IL CERTIFICATO UNICO DEI DEBITI TRIBUTARI

Il certificato unico dei debiti tributari è un documento che si richiede all’Agenzia delle Entrate in grado di attestare l’esistenza di debiti tributari relativi ad imposte dirette e indirette risultanti da atti, contestazioni in corso e contestazioni già definite per le quali i debiti non sono stati soddisfatti. Questo certificato consente di identificare le imposte contestate al contribuente e non riscosse. Il certificato può essere chiesto dal cittadino interessato a sapere qual è la propria posizione debitoria nei confronti del fisco o dal tribunale quando sono in corso procedure concorsuali che riguardano un’impresa. La domanda per il rilascio va, per l’appunto, richiesta all’Agenzia delle Entrate la quale provvederà all’emissione del documento entro 30 giorni. La legge specifica che tale certificato è utilizzabile solo ai fini delle procedure concorsuali previste dall’ordinamento giuridico come, ad esempio, la liquidazione giudiziale. La richiesta può essere presentata personalmente o tramite un delegato munito di delega scritta.
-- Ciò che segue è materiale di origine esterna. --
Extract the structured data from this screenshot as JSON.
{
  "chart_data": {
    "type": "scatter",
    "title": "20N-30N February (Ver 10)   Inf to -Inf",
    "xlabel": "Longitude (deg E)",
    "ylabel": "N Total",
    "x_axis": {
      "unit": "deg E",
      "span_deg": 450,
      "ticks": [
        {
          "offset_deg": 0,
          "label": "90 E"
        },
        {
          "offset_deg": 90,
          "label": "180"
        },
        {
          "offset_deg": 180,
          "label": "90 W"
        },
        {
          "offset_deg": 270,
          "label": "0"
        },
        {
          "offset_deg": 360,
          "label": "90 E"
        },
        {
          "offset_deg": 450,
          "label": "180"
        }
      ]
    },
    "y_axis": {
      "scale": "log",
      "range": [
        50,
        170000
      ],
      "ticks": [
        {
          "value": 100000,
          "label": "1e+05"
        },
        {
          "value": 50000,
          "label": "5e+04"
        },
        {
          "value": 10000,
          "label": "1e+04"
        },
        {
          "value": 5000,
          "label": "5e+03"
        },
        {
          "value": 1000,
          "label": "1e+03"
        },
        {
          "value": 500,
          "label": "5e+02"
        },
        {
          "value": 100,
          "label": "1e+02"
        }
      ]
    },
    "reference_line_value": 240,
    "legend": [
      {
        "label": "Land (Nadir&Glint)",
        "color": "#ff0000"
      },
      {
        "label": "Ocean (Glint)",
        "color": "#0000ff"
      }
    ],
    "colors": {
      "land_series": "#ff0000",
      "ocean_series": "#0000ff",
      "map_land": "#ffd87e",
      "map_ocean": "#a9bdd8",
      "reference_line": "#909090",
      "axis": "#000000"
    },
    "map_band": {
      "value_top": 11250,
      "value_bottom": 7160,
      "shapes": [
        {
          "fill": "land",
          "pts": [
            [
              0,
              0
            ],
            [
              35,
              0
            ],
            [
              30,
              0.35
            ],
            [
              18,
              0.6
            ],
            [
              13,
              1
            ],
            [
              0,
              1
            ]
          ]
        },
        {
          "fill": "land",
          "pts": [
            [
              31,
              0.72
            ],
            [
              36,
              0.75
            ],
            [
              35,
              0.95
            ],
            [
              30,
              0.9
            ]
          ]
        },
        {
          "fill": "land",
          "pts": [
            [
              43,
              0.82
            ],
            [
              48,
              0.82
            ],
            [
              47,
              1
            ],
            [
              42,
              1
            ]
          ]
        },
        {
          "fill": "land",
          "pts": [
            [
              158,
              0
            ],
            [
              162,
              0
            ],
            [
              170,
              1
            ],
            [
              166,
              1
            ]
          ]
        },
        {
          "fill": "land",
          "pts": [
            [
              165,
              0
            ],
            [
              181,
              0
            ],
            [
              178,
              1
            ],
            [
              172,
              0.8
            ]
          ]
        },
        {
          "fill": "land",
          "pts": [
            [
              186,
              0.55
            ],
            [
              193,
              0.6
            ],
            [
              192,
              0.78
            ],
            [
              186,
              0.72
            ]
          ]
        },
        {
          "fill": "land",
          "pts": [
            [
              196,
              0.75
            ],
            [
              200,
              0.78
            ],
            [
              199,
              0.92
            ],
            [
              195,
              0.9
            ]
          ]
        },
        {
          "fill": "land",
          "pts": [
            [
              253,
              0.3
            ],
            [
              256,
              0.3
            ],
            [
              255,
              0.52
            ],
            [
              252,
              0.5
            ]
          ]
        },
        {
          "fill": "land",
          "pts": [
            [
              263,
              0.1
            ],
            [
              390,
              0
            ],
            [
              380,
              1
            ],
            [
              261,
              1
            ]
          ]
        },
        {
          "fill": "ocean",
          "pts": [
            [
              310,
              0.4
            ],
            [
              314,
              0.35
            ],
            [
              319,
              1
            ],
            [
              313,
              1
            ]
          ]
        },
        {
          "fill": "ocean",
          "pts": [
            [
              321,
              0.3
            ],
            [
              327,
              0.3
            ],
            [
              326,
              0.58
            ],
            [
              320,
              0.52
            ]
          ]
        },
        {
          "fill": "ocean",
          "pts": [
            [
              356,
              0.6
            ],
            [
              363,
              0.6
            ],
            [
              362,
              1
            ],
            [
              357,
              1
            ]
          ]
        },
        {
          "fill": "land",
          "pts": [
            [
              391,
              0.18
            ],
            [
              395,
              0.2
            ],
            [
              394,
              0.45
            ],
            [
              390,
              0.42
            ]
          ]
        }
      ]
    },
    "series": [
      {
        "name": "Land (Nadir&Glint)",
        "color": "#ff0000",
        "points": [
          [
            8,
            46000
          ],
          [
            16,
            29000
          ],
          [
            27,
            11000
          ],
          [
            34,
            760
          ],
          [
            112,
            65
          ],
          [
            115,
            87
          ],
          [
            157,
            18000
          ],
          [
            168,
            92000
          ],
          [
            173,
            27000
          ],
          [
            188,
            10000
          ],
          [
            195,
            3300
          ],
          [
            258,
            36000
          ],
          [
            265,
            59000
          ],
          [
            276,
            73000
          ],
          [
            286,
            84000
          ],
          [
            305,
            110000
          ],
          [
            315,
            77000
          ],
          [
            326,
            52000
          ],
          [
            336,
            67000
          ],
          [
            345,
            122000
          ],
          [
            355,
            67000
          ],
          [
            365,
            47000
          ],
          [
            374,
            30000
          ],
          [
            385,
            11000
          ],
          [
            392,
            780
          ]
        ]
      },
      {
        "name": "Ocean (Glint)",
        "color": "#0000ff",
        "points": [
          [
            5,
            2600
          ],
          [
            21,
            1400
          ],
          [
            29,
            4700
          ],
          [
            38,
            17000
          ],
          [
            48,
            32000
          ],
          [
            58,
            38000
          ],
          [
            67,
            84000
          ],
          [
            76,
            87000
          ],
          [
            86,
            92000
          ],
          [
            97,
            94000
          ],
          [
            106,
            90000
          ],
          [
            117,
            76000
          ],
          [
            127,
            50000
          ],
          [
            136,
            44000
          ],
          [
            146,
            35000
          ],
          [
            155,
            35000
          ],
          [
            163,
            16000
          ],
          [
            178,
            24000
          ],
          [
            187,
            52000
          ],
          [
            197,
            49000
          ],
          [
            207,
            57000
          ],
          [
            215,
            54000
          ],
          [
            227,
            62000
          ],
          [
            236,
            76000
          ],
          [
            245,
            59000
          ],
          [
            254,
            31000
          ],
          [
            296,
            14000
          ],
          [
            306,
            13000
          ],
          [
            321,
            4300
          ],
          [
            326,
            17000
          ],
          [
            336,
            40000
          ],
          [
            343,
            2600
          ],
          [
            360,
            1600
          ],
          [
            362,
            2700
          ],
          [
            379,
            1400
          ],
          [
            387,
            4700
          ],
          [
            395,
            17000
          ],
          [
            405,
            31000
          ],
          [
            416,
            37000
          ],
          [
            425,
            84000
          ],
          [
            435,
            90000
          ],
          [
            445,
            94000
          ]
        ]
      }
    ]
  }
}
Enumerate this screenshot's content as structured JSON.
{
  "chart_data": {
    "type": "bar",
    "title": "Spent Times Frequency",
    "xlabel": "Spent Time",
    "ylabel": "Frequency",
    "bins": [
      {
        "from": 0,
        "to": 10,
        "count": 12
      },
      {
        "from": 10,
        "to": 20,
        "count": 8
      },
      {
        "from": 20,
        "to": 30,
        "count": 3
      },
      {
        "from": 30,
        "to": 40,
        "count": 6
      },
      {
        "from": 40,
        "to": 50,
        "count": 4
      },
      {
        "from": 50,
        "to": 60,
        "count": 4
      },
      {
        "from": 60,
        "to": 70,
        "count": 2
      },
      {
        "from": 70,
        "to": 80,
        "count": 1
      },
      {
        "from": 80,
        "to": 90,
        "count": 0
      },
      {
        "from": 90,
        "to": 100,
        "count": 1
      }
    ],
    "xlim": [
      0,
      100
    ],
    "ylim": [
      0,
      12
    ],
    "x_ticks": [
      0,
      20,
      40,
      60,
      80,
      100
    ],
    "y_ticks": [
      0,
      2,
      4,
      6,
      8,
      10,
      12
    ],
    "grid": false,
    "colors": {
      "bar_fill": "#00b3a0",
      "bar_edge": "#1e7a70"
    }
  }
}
L’istanza, già compilata, può essere presentata all’ufficio dell’Agenzia delle Entrate tramite il servizio online “consegna documenti e istanze”, mediante consegna diretta a mano presso un ufficio dell’Agenzia delle Entrate, mediante raccomandata con avviso di ricevimento all’Ufficio territoriale competente o mediante PEC. L’istanza deve essere sottoscritta con firma digitale o se sottoscritta con firma autografa, dev’essere allegata una fotocopia del documento d’identità. L’indirizzo di posta certificata a cui deve essere inoltrata la richiesta è quello della direzione provinciale territoriale competente. Il certificato unico debiti tributari, come già detto, è rilasciato entro 30 giorni dalla data in cui la richiesta è pervenuta all’Agenzia delle Entrate.